Indices (d’absence) de libéralisme
Lu dans Le Figaro : la palme de l’originalité revient à Laurence Boone, chef économiste France de Barclays Capital qui a établi, à l’attention de ses clients, un « indice du libéralisme des candidats ». Notés de - 4 à + 4 (pour le moins libéral au plus libéral) le classement n’est pas une surprise en soi. Mais les notes si : avec - 1,8 pour Ségolène Royal et + 1,6 pour Nicolas Sarkozy, les candidats affichent des programmes économiques plutôt modérés.

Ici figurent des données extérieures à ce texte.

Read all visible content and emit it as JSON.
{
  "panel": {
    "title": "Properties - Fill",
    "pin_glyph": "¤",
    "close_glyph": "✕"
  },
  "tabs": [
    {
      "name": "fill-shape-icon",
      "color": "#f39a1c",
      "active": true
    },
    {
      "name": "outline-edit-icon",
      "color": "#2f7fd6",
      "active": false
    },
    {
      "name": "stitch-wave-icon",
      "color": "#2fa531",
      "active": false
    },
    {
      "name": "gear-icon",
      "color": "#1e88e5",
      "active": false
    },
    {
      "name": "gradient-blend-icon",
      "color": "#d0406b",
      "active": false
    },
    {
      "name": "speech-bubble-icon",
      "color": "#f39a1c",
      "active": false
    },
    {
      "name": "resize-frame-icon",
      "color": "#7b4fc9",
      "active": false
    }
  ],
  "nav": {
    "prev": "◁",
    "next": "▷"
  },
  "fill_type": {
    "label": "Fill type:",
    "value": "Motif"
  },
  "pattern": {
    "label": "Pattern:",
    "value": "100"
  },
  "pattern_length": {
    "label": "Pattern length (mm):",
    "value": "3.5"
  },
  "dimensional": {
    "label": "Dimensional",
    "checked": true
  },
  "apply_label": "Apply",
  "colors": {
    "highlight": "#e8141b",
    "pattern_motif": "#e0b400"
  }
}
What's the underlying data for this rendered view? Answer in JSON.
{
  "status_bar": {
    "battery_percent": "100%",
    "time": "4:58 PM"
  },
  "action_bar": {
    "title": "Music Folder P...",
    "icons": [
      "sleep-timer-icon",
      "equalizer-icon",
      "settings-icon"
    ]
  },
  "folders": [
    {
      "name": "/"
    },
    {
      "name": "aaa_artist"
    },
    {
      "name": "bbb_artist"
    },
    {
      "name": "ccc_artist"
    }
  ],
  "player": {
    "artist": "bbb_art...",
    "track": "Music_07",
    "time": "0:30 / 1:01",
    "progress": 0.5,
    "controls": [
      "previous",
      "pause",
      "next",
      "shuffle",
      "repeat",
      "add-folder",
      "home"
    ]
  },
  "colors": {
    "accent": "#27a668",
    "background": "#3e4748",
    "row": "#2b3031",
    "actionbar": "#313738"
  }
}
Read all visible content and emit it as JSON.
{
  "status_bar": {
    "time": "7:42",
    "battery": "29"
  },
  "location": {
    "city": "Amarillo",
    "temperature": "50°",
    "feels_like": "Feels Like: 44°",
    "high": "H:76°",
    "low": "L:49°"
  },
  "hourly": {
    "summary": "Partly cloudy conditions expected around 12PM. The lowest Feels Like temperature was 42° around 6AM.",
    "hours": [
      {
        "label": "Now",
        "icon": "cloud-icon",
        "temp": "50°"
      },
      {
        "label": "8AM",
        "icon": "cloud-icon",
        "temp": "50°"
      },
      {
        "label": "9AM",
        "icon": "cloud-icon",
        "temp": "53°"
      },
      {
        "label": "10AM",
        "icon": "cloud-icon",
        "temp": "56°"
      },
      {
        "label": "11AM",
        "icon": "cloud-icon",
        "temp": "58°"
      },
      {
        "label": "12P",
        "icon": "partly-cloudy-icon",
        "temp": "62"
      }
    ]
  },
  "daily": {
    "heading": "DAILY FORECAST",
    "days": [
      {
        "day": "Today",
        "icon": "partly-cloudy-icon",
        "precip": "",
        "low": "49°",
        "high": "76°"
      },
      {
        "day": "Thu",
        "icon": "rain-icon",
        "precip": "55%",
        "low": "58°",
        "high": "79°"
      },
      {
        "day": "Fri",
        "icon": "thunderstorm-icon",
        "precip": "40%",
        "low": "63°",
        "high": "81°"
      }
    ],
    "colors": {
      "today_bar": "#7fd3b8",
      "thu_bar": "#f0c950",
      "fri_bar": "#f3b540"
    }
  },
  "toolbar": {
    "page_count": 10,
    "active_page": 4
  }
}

«Sarkozy n’est pas un ultralibéral »
« Comparé aux standards internationaux du libéralisme, Nicolas Sarkozy n’est pas un ultralibéral », explique Laurence Boone. Les critiques contre la BCE et son interventionnisme supposé coûtent des points au candidat UMP. « Remettre en cause la gouvernance de l’euro pourrait conduire à son affaiblissement et risque de relancer l’inflation, ce qui serait contre-productif », estime Laurence Boone. En revanche, Nicolas Sarkozy gagne du terrain sur sa rivale socialiste avec l’assouplissement du temps de travail et sa volonté de réduire le coût de l’emploi des salariés les moins productifs. « L’inverse de Ségolène Royal, dont la promesse de ramener le smic à 1 500 euros va renchérir le coût du travail non qualifié », estime Laurence Boone. Si les électeurs sont encore indécis, les investisseurs étrangers, eux, savent à quoi s’en tenir.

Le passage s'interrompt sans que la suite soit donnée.